The closed-form expression for the $n$th triangular number is:

$\displaystyle T_n = \sum_{i \mathop = 1}^n i = \frac {n \paren {n + 1} } 2$


Proof

Let $\N_n^* = \set {1, 2, 3, \cdots, n}$ be the initial segment of natural numbers.

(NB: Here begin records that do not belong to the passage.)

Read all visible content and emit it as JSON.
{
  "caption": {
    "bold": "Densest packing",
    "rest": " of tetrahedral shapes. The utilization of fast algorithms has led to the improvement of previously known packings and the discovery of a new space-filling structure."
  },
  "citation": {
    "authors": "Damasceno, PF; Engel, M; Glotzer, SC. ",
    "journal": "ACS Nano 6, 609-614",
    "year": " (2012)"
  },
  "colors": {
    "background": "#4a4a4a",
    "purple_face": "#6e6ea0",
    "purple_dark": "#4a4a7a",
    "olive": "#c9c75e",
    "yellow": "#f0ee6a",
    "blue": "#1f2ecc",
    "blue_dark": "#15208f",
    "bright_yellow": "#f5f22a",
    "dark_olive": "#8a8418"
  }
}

Let $A = \set {\tuple {a, b}: a \le b, a, b \in \N_n^*}$

Let $B = \set {\tuple {a, b}: a \ge b, a, b, \in \N_n^*}$


Let $\phi: A \to B$ be the mapping:

$\map \phi {x, y} = \tuple {y, x}$

By definition of dual ordering, $\phi$ is a bijection:

$(1): \quad \size A = \size B$

We have:

\(\displaystyle A \cup B\) \(=\) \(\displaystyle \set {\tuple {a, b}: a, b \in \N_n^*}\)
\(\displaystyle A \cap B\) \(=\) \(\displaystyle \set {\tuple {a, b}: a = b: a, b \in \N_n^*}\)

Thus:

\(\displaystyle \size A + \size B\) \(=\) \(\displaystyle \size {A \cup B} + \size {A \cap B}\) Inclusion-Exclusion Principle
\(\displaystyle \) \(=\) \(\displaystyle n^2 + n\) Count of a finite set

Combined with $\left({1}\right)$ this yields:

$\size A = \dfrac {n^2 + n} 2 = \dfrac {n \paren {n + 1} } 2$


It remains to prove that:

$T_n = \size A$
\(\displaystyle T_n\) \(=\) \(\displaystyle \sum_{i \mathop = 1}^n i\) Definition of $T_n$
\(\displaystyle \) \(=\) \(\displaystyle \sum_{i \mathop \in \N_n^*} i\)
\(\displaystyle \) \(=\) \(\displaystyle \sum_{i \mathop \in \N_n^*} \size {\set {a: a \in \N_i^*} }\) Count of Finite Set,Definition of Initial Segment of One-Based Natural Numbers
\(\displaystyle \) \(=\) \(\displaystyle \size {\set {\tuple {a, i} :a\in \N_i^*, i \in \N_n^*} }\) Inclusion-Exclusion Principle, sets are mutually exclusive as their second argument in the ordered pair are different
\(\displaystyle \) \(=\) \(\displaystyle \size {\set {\tuple {a, b}: a \le b, a, b \in \N_n^*} }\) Change of Variable, Definition of Initial Segment of One-Based Natural Numbers
\(\displaystyle \) \(=\) \(\displaystyle \size A\) Definition of $A$

$\blacksquare$